ケイマン諸島の国際税務協力局(DITC)は2026年6月17日付の業界向けアドバイザリーにおいて、共通報告基準(CRS)および経済的実体(ES)報告に関する重要な変更点を明らかにしました。2025年分のCRS申告書・申告宣言書は2026年7月31日までに提出する必要があり、その後DITCポータルはXMLスキーマをバージョン2.0から3.0へ移行するため一時的に閉鎖される見通しです。あわせて、CRS2.0に対応した個人用・法人用の自己証明書様式も同局のウェブサイトで公開されました。

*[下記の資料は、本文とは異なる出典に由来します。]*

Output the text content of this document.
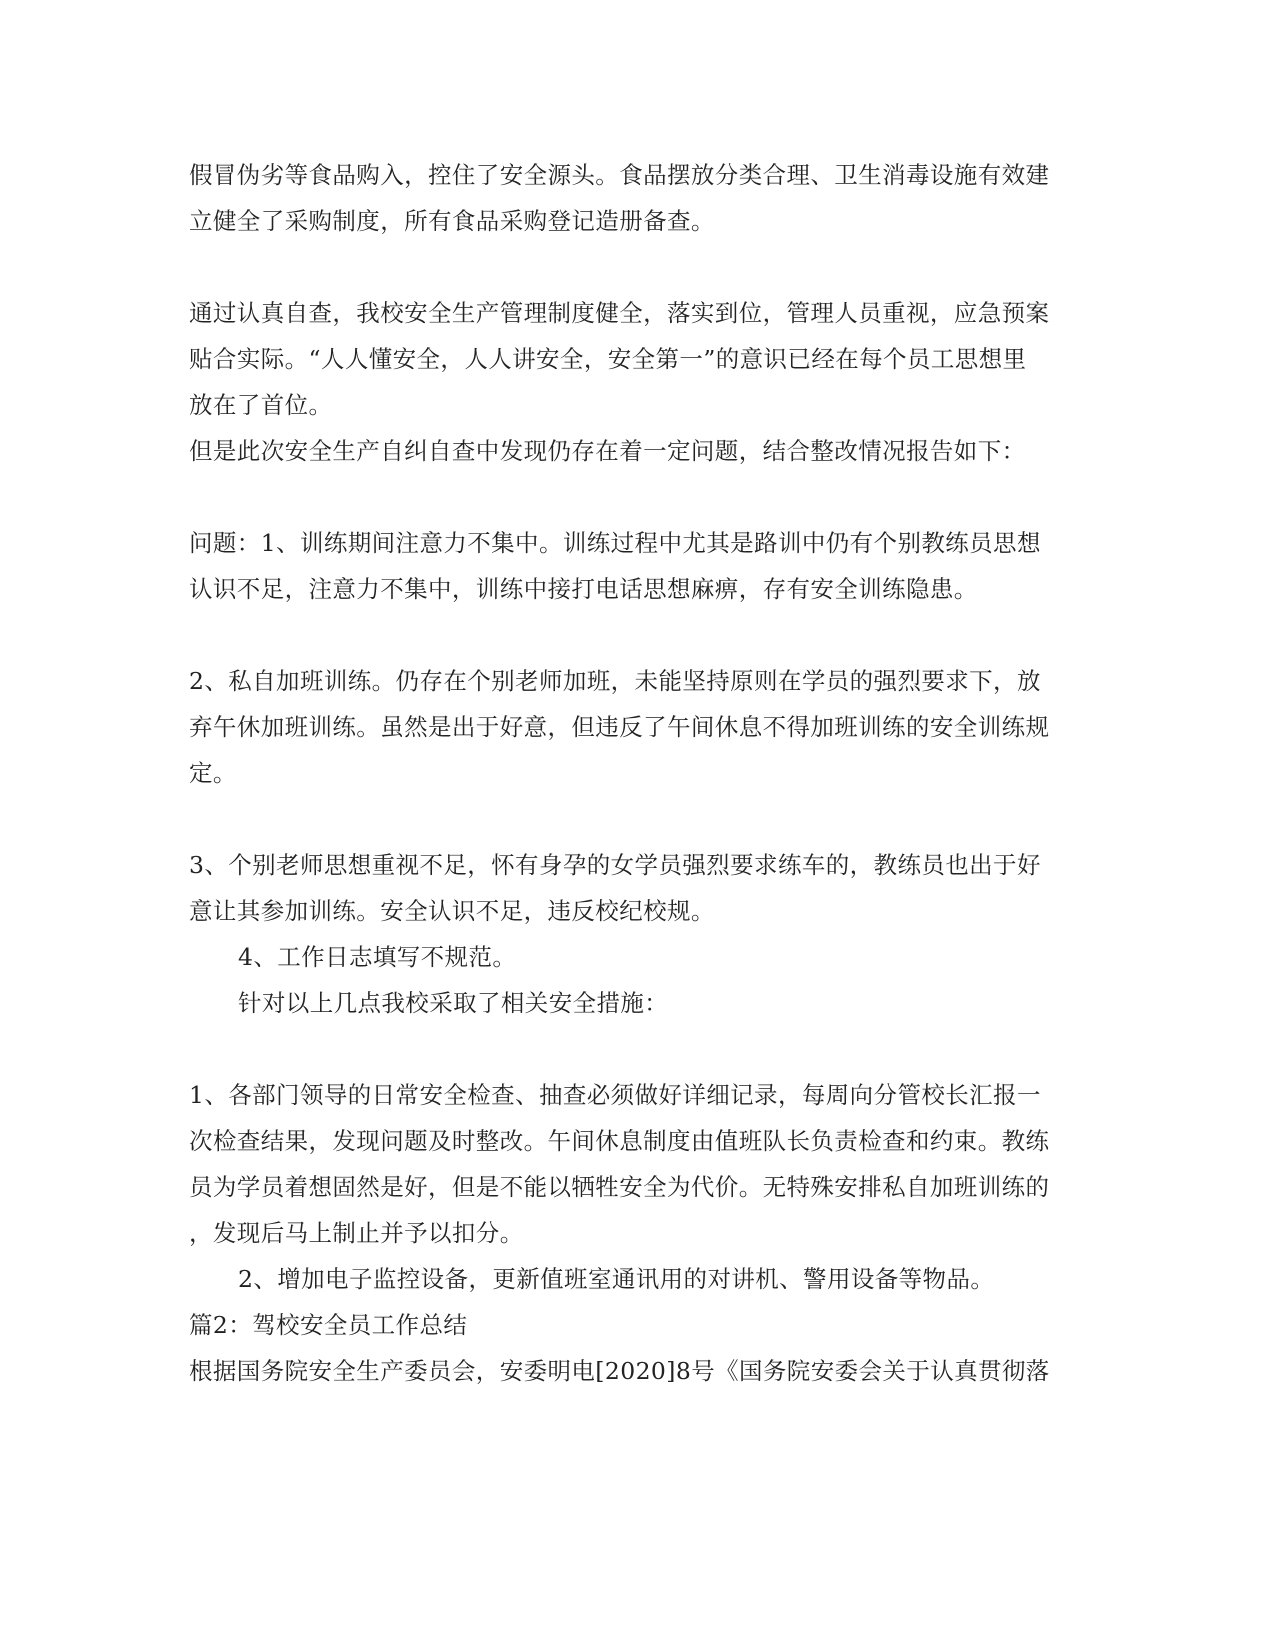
假冒伪劣等食品购入，控住了安全源头。食品摆放分类合理、卫生消毒设施有效建
立健全了采购制度，所有食品采购登记造册备查。
通过认真自查，我校安全生产管理制度健全，落实到位，管理人员重视，应急预案
贴合实际。“人人懂安全，人人讲安全，安全第一”的意识已经在每个员工思想里
放在了首位。
但是此次安全生产自纠自查中发现仍存在着一定问题，结合整改情况报告如下：
问题：1、训练期间注意力不集中。训练过程中尤其是路训中仍有个别教练员思想
认识不足，注意力不集中，训练中接打电话思想麻痹，存有安全训练隐患。
2、私自加班训练。仍存在个别老师加班，未能坚持原则在学员的强烈要求下，放
弃午休加班训练。虽然是出于好意，但违反了午间休息不得加班训练的安全训练规
定。
3、个别老师思想重视不足，怀有身孕的女学员强烈要求练车的，教练员也出于好
意让其参加训练。安全认识不足，违反校纪校规。
4、工作日志填写不规范。
针对以上几点我校采取了相关安全措施：
1、各部门领导的日常安全检查、抽查必须做好详细记录，每周向分管校长汇报一
次检查结果，发现问题及时整改。午间休息制度由值班队长负责检查和约束。教练
员为学员着想固然是好，但是不能以牺牲安全为代价。无特殊安排私自加班训练的
，发现后马上制止并予以扣分。
2、增加电子监控设备，更新值班室通讯用的对讲机、警用设备等物品。
篇2：驾校安全员工作总结
根据国务院安全生产委员会，安委明电[2020]8号《国务院安委会关于认真贯彻落
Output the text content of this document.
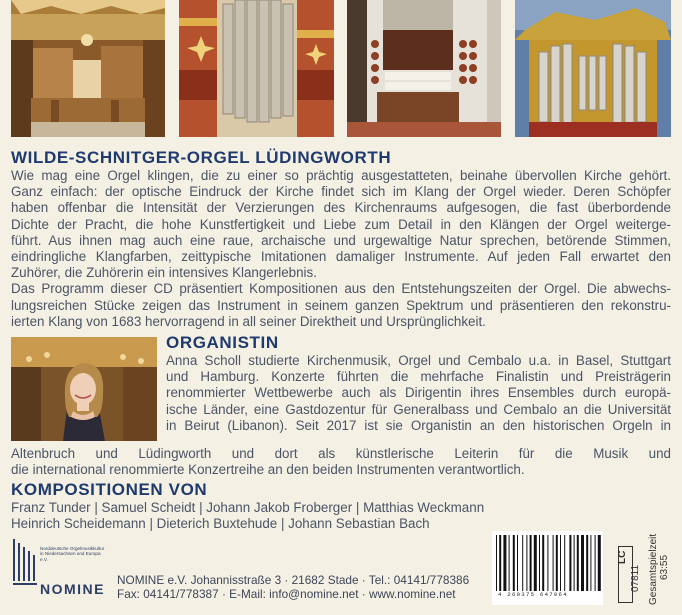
WILDE-SCHNITGER-ORGEL LÜDINGWORTH
Wie mag eine Orgel klingen, die zu einer so prächtig ausgestatteten, beinahe übervollen Kirche gehört.
Ganz einfach: der optische Eindruck der Kirche findet sich im Klang der Orgel wieder. Deren Schöpfer
haben offenbar die Intensität der Verzierungen des Kirchenraums aufgesogen, die fast überbordende
Dichte der Pracht, die hohe Kunstfertigkeit und Liebe zum Detail in den Klängen der Orgel weiterge-
führt. Aus ihnen mag auch eine raue, archaische und urgewaltige Natur sprechen, betörende Stimmen,
eindringliche Klangfarben, zeittypische Imitationen damaliger Instrumente. Auf jeden Fall erwartet den
Zuhörer, die Zuhörerin ein intensives Klangerlebnis.
Das Programm dieser CD präsentiert Kompositionen aus den Entstehungszeiten der Orgel. Die abwechs-
lungsreichen Stücke zeigen das Instrument in seinem ganzen Spektrum und präsentieren den rekonstru-
ierten Klang von 1683 hervorragend in all seiner Direktheit und Ursprünglichkeit.
ORGANISTIN
Anna Scholl studierte Kirchenmusik, Orgel und Cembalo u.a. in Basel, Stuttgart
und Hamburg. Konzerte führten die mehrfache Finalistin und Preisträgerin
renommierter Wettbewerbe auch als Dirigentin ihres Ensembles durch europä-
ische Länder, eine Gastdozentur für Generalbass und Cembalo an die Universität
in Beirut (Libanon). Seit 2017 ist sie Organistin an den historischen Orgeln in
Altenbruch und Lüdingworth und dort als künstlerische Leiterin für die Musik und
die international renommierte Konzertreihe an den beiden Instrumenten verantwortlich.
KOMPOSITIONEN VON
Franz Tunder | Samuel Scheidt | Johann Jakob Froberger | Matthias Weckmann
Heinrich Scheidemann | Dieterich Buxtehude | Johann Sebastian Bach
Norddeutsche Orgelmusikkultur
in Niedersachsen und Europa
e.V.
NOMINE
NOMINE e.V. Johannisstraße 3 · 21682 Stade · Tel.: 04141/778386
Fax: 04141/778387 · E-Mail: info@nomine.net · www.nomine.net	4 260375 647064
LC
07811 Gesamtspielzeit 63:55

この見直しの背景には、2026年1月1日に発効した「CRS改正規則(CRS2.0)」があります。同規則により、複数の税務上の居住地を持つ口座保有者による「タイブレーカー選択」の適用が廃止され、生年月日・出生地・納税者番号の収集義務が非報告対象法域の関係者にも拡大されました。また暗号資産や電子マネー、中央銀行デジタル通貨(CBDC)が新たに「金融資産」の定義に含まれるほか、ケイマン域内に物理的所在を有する主要連絡担当者(PPoC)の選任が2027年1月31日までに義務付けられます。ES報告についても、当局からの提出期限リマインドメールは今後発行されないため、対象事業体は自らスケジュールを管理する必要があります。
DITCは、CRS管理様式やガイドラインの更新、ポータルへの二要素認証拡大などを2026年第3四半期中に順次公開する予定です。2026年分の申告期限は2027年6月30日に統一される見通しで、ポータル機能の全面再開も2027年初頭が見込まれています。当局は、期限内提出がなければ違反通知を経ずに罰則通知が発行され得る新たな執行体制についても注意を促しており、国際金融センターとしての透明性と信頼性を維持する姿勢を鮮明にしています。